The Governor reiterated his support for CT agriculture and for the Farmland Preservation Program, and affirmed his commitment to continuing robust funding for the Program. We are grateful for his support and look forward to continuing these conversations with the Governor and his staff over the next four years.
On February 18th, the Governor released his Biennial budget for FY16 and FY17. There are a few bright spots, but certainly many areas of great concern to our coalition and our partners.
First, the good news:
- The Governor recommended $10 million in bond funding annually over the next two fiscal years for both the Farmland Preservation Program and the Open Space and Watershed Land Acquisition Grant Program (thus, $20 million total for each program over the two year budget). The Governor also recommended $1M in bond funding for the Farm Reinvestment Program for FY17.

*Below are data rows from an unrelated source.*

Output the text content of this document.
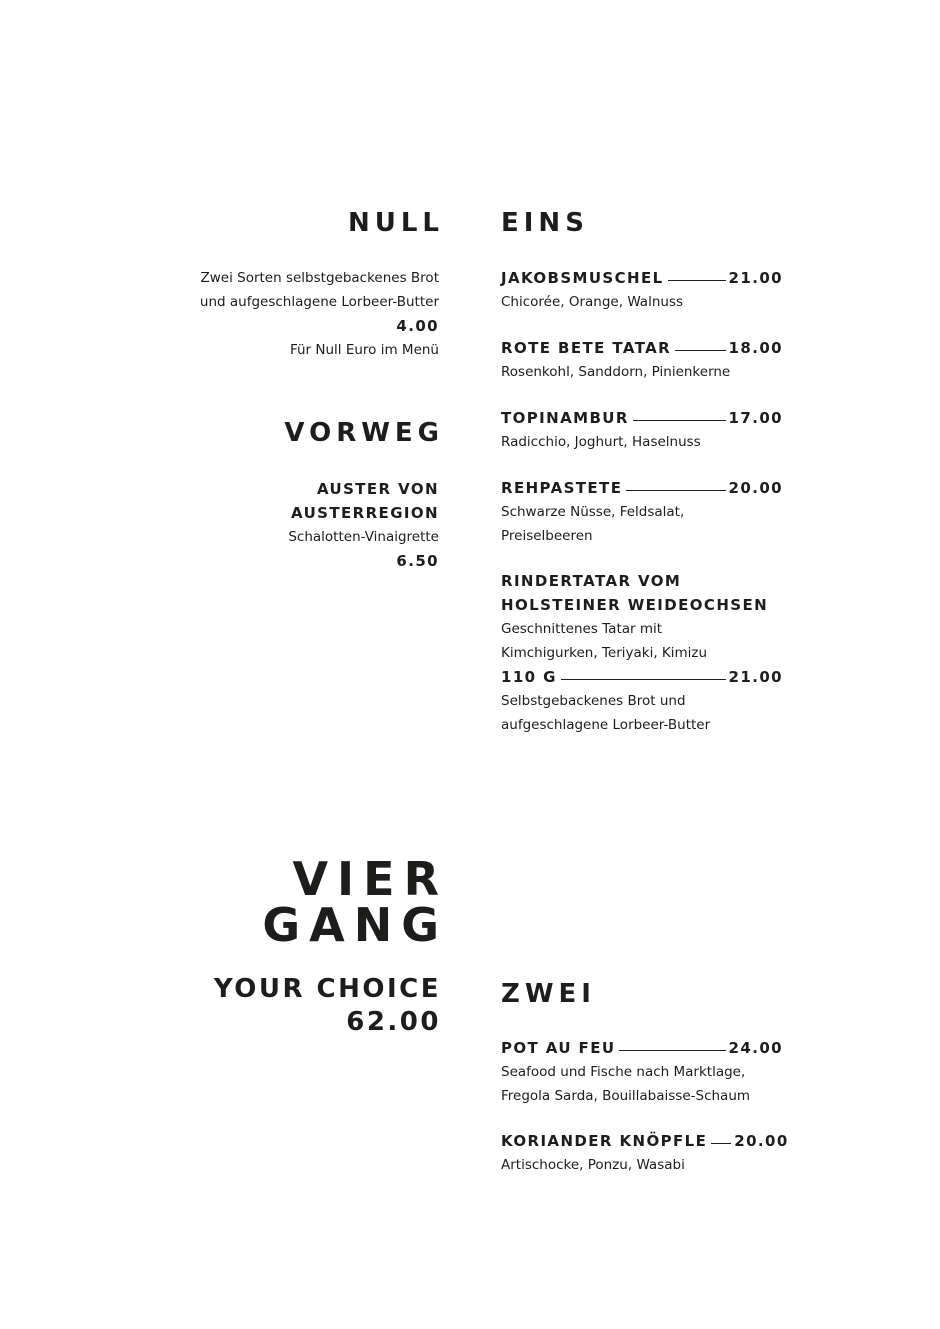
NULL
Zwei Sorten selbstgebackenes Brot
und aufgeschlagene Lorbeer-Butter
4.00
Für Null Euro im Menü
VORWEG
AUSTER VON
AUSTERREGION
Schalotten-Vinaigrette
6.50
VIER
GANG
YOUR CHOICE
62.00
EINS
JAKOBSMUSCHEL	21.00
Chicorée, Orange, Walnuss
ROTE BETE TATAR	18.00
Rosenkohl, Sanddorn, Pinienkerne
TOPINAMBUR	17.00
Radicchio, Joghurt, Haselnuss
REHPASTETE	20.00
Schwarze Nüsse, Feldsalat,
Preiselbeeren
RINDERTATAR VOM
HOLSTEINER WEIDEOCHSEN
Geschnittenes Tatar mit
Kimchigurken, Teriyaki, Kimizu
110 G	21.00
Selbstgebackenes Brot und
aufgeschlagene Lorbeer-Butter
ZWEI
POT AU FEU	24.00
Seafood und Fische nach Marktlage,
Fregola Sarda, Bouillabaisse-Schaum
KORIANDER KNÖPFLE 20.00
Artischocke, Ponzu, Wasabi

- The Department of Agriculture’s overall budget remained intact, with small increases over the next two fiscal years.
And now, the tough news:
- The Governor’s budget proposes a complete sweep of Community Investment Act (CIA) funds from January 1, 2016 through June 30, 2017 (See Section 29 in SB 946). This means that, if passed, all CIA funds that typically would be slated for worthwhile investments in farmland preservation/dairy support, open space, historic preservation efforts, and affordable housing will be deposited in the general fund over that time period.
- The Governor’s deficiency budget for the current FY also proposes to sweep $15.2 million in existing Community Investment Act funds to help address the current deficit. (See section 5 in HB 6825.) These sweeps of Community Investment Act Funds are unprecedented – and will require strong advocacy efforts to reverse.
- Other areas of concern to our coalition include the proposed elimination of staff funding for the Council on Environmental Quality (CEQ) – the state’s environmental watchdog agency – and the proposed transfer of CEQ to the Office of Legislative Management. Finally, the budget proposes significant cuts to Department of Energy and Environmental Protection, the majority of which will impact its Conservation programs.
The bottom line is this is a very difficult budget year and we have a lot of work to do. There is a long way to go until a budget is passed by the legislature and we will keep you informed when there are key moments to weigh in. We will be depending on all of you to get involved over the next few months.